Когда отец стал снова серьезно заниматься музыкой, мне было лет шесть или семь. До того с двадцатилетнего возраста он почти не прикасался к клавишам, разве что тренировал пальцы на гаммах в глубине огорода в Монруже, да и это делал, всего лишь подпитывая бабушкины мечты о сыновней славе.
Ребенком я не понимал связи между музыкой и заводами «Пате-Макарони», где папа пропадал каждый день. Мне казалось, что папина работа имеет отношение к сельскому хозяйству, к пищевой промышленности, да он и сам до войны отчасти поддерживал во мне заблуждение, то и дело говоря: «Иду за хлебом насущным», награждая завод прозвищами вроде «Мой кормилец» или «Замора для червячка», а членов своей бригады именуя «Вареной лапшой» или жалуясь, что у него «мозги всмятку», если вечером возвращался с работы с мигренью и не хотел, чтобы я приставал к нему с расспросами… Только два-три года спустя, в черные дни оккупации, когда он принес с завода первые пластинки на 78 оборотов и я стал их верным поклонником, мне удалось понять, чем отец занимается на самом деле. Но до этого времени мы еще не добрались.

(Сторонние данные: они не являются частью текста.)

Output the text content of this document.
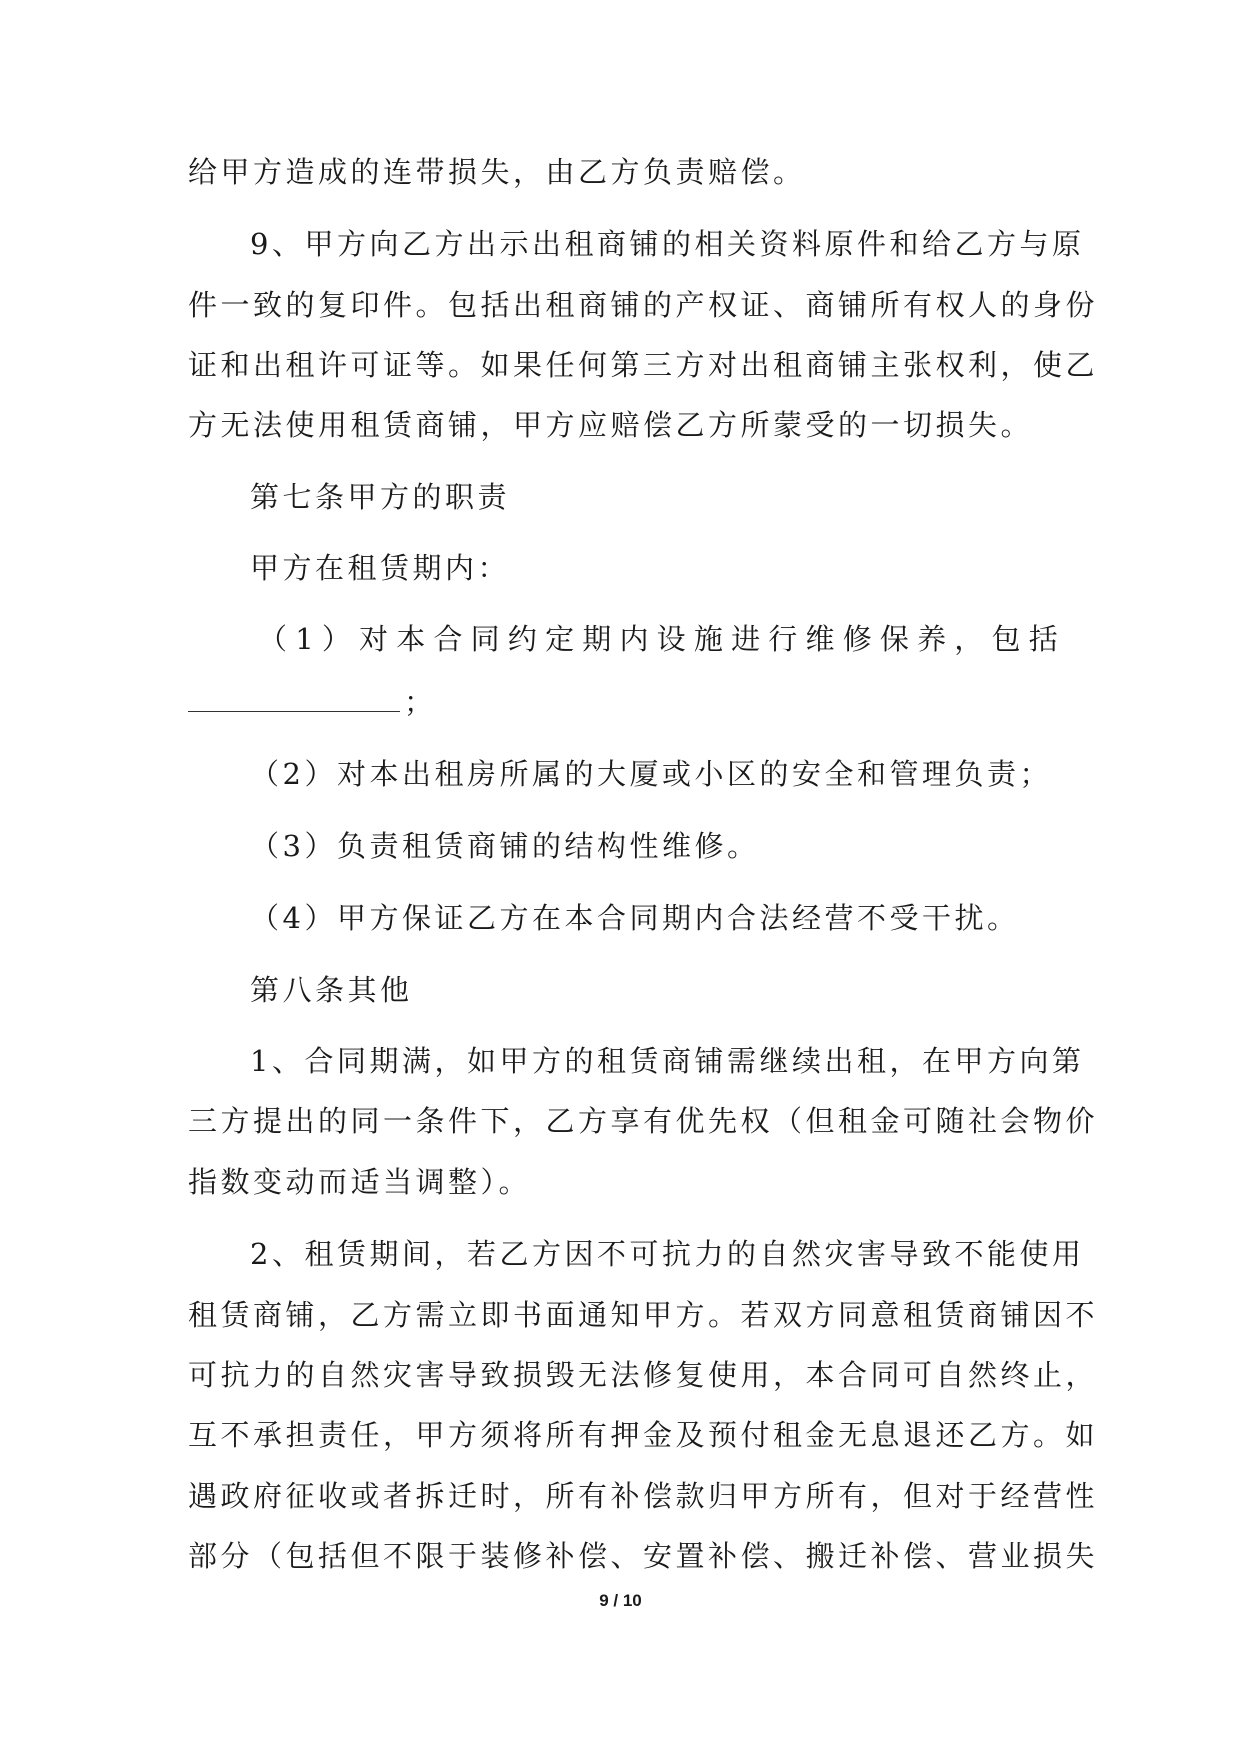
给甲方造成的连带损失，由乙方负责赔偿。
9、甲方向乙方出示出租商铺的相关资料原件和给乙方与原
件一致的复印件。包括出租商铺的产权证、商铺所有权人的身份
证和出租许可证等。如果任何第三方对出租商铺主张权利，使乙
方无法使用租赁商铺，甲方应赔偿乙方所蒙受的一切损失。
第七条甲方的职责
甲方在租赁期内：
（ 1 ） 对 本 合 同 约 定 期 内 设 施 进 行 维 修 保 养 ， 包 括
；
（2）对本出租房所属的大厦或小区的安全和管理负责；
（3）负责租赁商铺的结构性维修。
（4）甲方保证乙方在本合同期内合法经营不受干扰。
第八条其他
1、合同期满，如甲方的租赁商铺需继续出租，在甲方向第
三方提出的同一条件下，乙方享有优先权（但租金可随社会物价
指数变动而适当调整）。
2、租赁期间，若乙方因不可抗力的自然灾害导致不能使用
租赁商铺，乙方需立即书面通知甲方。若双方同意租赁商铺因不
可抗力的自然灾害导致损毁无法修复使用，本合同可自然终止，
互不承担责任，甲方须将所有押金及预付租金无息退还乙方。如
遇政府征收或者拆迁时，所有补偿款归甲方所有，但对于经营性
部分（包括但不限于装修补偿、安置补偿、搬迁补偿、营业损失
9 / 10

И вот, значит, перед войной мама уговорила отца снова наброситься на игру — ему нравилось так называть возрождение угасшей страсти. На первый взгляд тренировки давались ему легко, но на самом деле он мучился. Руки сводило, пальцы болели, в плечах тянуло… Он опасался заболеть тем же, чем страдал его дед, посвятивший себя геральдике: деформирующим артрозом, от которого искривляются и утолщаются суставы, меняется форма фаланг, а вскоре руками становится вообще уже трудно что-то делать. Но прошло совсем немного времени, и вернувшаяся к Димитрию музыка стала для него самым главным, самым неотложным делом. Поклонники отцовских пассажей не упускали случая сунуться с просьбой исполнить ту или иную вещь, и он никогда не отказывал, он спешил к инструменту и не лгал, утверждая, что это ему только в радость. Потерянное и вновь обретенное счастье.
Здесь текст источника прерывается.